The graph of this line shows that the line is always decreasing.

So, the interval on which the line is decreasing is:

`(-\infty,\infty)`Maximum and Minimum

A straight line cannot have maximum or minimum unless we are given an interval.

Since we aren't given any interval. There is no min or max of a line.

Value of f(-1) and f(15)

We have to find the values of the function (y = -2x + 4) at x = -1 and x = 15.

Let's write the equation of the line in functional notation:

`\begin{gathered} y=-2x+4 \\ f(x)=-2x+4 \end{gathered}`

We will substitute x = - 1 and x = 15 into the function and find the corresponding values. Shown below:

`\begin{gathered} f(x)=-2x+4 \\ --------------- \\ f(-1)=-2(-1)+4 \\ f(-1)=6 \\ --------------- \\ f(15)=-2(15)+4 \\ f(15)=-26 \end{gathered}`

As x → - ∞ and x → ∞

We have to find "where" the function (line) approaches as x approaches negative infinity and positive infinity.

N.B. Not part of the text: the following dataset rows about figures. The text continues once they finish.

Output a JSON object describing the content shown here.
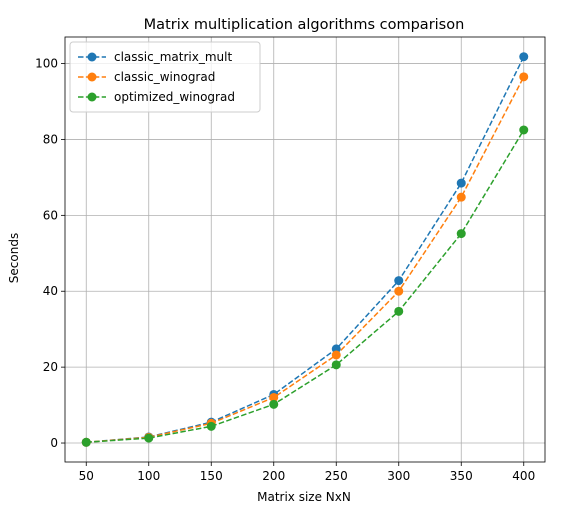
{
  "chart_data": {
    "type": "line",
    "title": "Matrix multiplication algorithms comparison",
    "xlabel": "Matrix size NxN",
    "ylabel": "Seconds",
    "x": [
      50,
      100,
      150,
      200,
      250,
      300,
      350,
      400
    ],
    "xticks": [
      50,
      100,
      150,
      200,
      250,
      300,
      350,
      400
    ],
    "yticks": [
      0,
      20,
      40,
      60,
      80,
      100
    ],
    "xlim": [
      33,
      417
    ],
    "ylim": [
      -5,
      107
    ],
    "grid": true,
    "legend_position": "upper-left",
    "line_style": "dashed",
    "marker": "circle",
    "series": [
      {
        "name": "classic_matrix_mult",
        "color": "#1f77b4",
        "values": [
          0.2,
          1.6,
          5.5,
          12.8,
          24.8,
          42.8,
          68.5,
          101.8
        ]
      },
      {
        "name": "classic_winograd",
        "color": "#ff7f0e",
        "values": [
          0.2,
          1.5,
          5.2,
          12.0,
          23.2,
          40.0,
          64.8,
          96.5
        ]
      },
      {
        "name": "optimized_winograd",
        "color": "#2ca02c",
        "values": [
          0.2,
          1.3,
          4.4,
          10.2,
          20.6,
          34.7,
          55.2,
          82.5
        ]
      }
    ]
  }
}
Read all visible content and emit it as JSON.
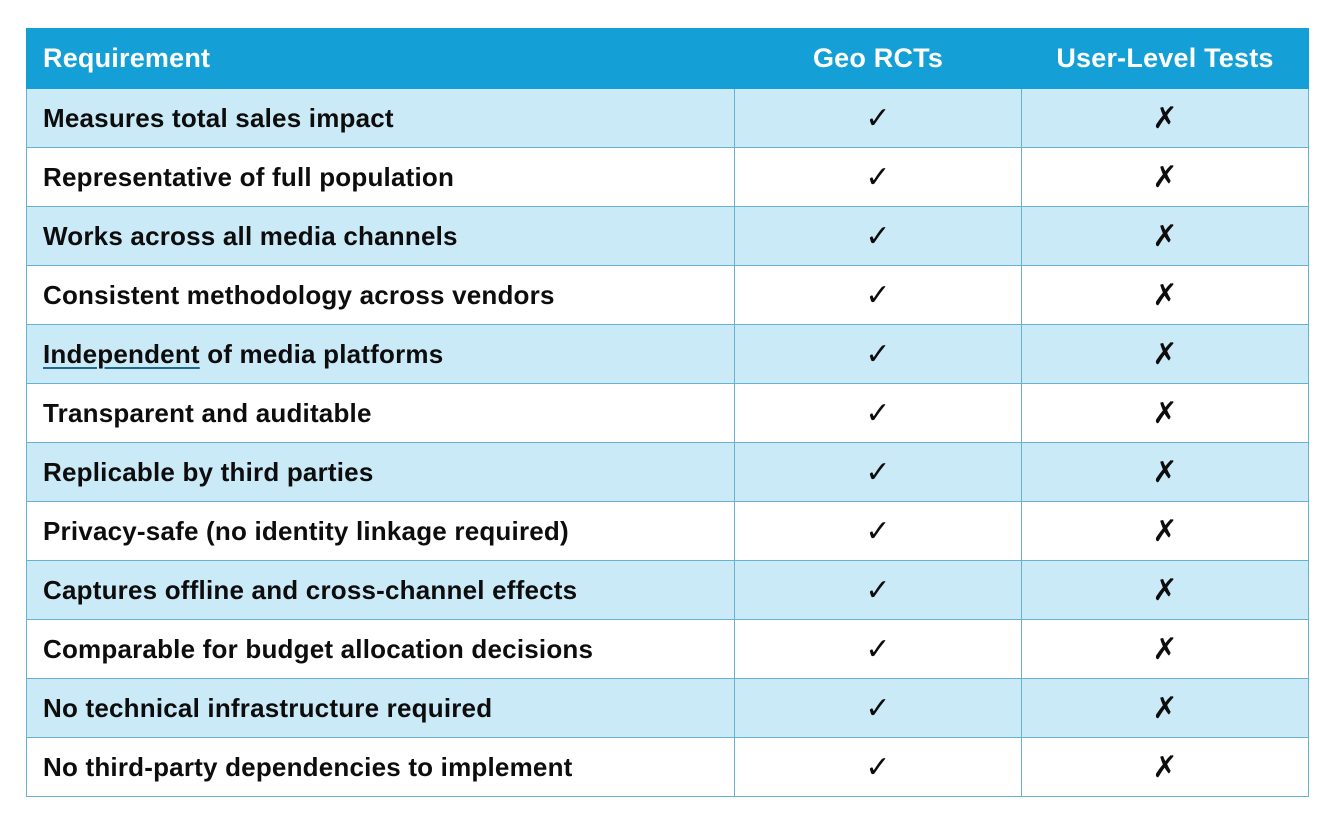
{
  "table": {
    "columns": [
      "Requirement",
      "Geo RCTs",
      "User-Level Tests"
    ],
    "colors": {
      "header_bg": "#149fd6",
      "header_text": "#ffffff",
      "row_alt_bg": "#cbeaf7",
      "row_bg": "#ffffff",
      "grid_line": "#67b2ce",
      "body_text": "#0d0d0d",
      "underline_color": "#20688f"
    },
    "symbols": {
      "check": "✓",
      "cross": "✗"
    },
    "rows": [
      {
        "requirement": "Measures total sales impact",
        "underlined_prefix": "",
        "geo_rcts": "✓",
        "user_level_tests": "✗"
      },
      {
        "requirement": "Representative of full population",
        "underlined_prefix": "",
        "geo_rcts": "✓",
        "user_level_tests": "✗"
      },
      {
        "requirement": "Works across all media channels",
        "underlined_prefix": "",
        "geo_rcts": "✓",
        "user_level_tests": "✗"
      },
      {
        "requirement": "Consistent methodology across vendors",
        "underlined_prefix": "",
        "geo_rcts": "✓",
        "user_level_tests": "✗"
      },
      {
        "requirement": " of media platforms",
        "underlined_prefix": "Independent",
        "geo_rcts": "✓",
        "user_level_tests": "✗"
      },
      {
        "requirement": "Transparent and auditable",
        "underlined_prefix": "",
        "geo_rcts": "✓",
        "user_level_tests": "✗"
      },
      {
        "requirement": "Replicable by third parties",
        "underlined_prefix": "",
        "geo_rcts": "✓",
        "user_level_tests": "✗"
      },
      {
        "requirement": "Privacy-safe (no identity linkage required)",
        "underlined_prefix": "",
        "geo_rcts": "✓",
        "user_level_tests": "✗"
      },
      {
        "requirement": "Captures offline and cross-channel effects",
        "underlined_prefix": "",
        "geo_rcts": "✓",
        "user_level_tests": "✗"
      },
      {
        "requirement": "Comparable for budget allocation decisions",
        "underlined_prefix": "",
        "geo_rcts": "✓",
        "user_level_tests": "✗"
      },
      {
        "requirement": "No technical infrastructure required",
        "underlined_prefix": "",
        "geo_rcts": "✓",
        "user_level_tests": "✗"
      },
      {
        "requirement": "No third-party dependencies to implement",
        "underlined_prefix": "",
        "geo_rcts": "✓",
        "user_level_tests": "✗"
      }
    ]
  }
}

From the graph, we clearly see that as x → - ∞, y → ∞, and

as x → ∞, y → - ∞

So,

`\begin{gathered} x\rightarrow-\infty,y\rightarrow\infty \\ \text{and} \\ x\rightarrow\infty,y\rightarrow-\infty \end{gathered}`Vertical Asymptote and Horizontal Asymotote

Vertical asymptotes occur where the denominator becomes zero as long as there are no common factors.

Horizontal asymptotes are horizontal lines that the graph of the function approaches as x tends to +∞ or −∞.

A line doesn't have any vertical or horizontal asymptotes.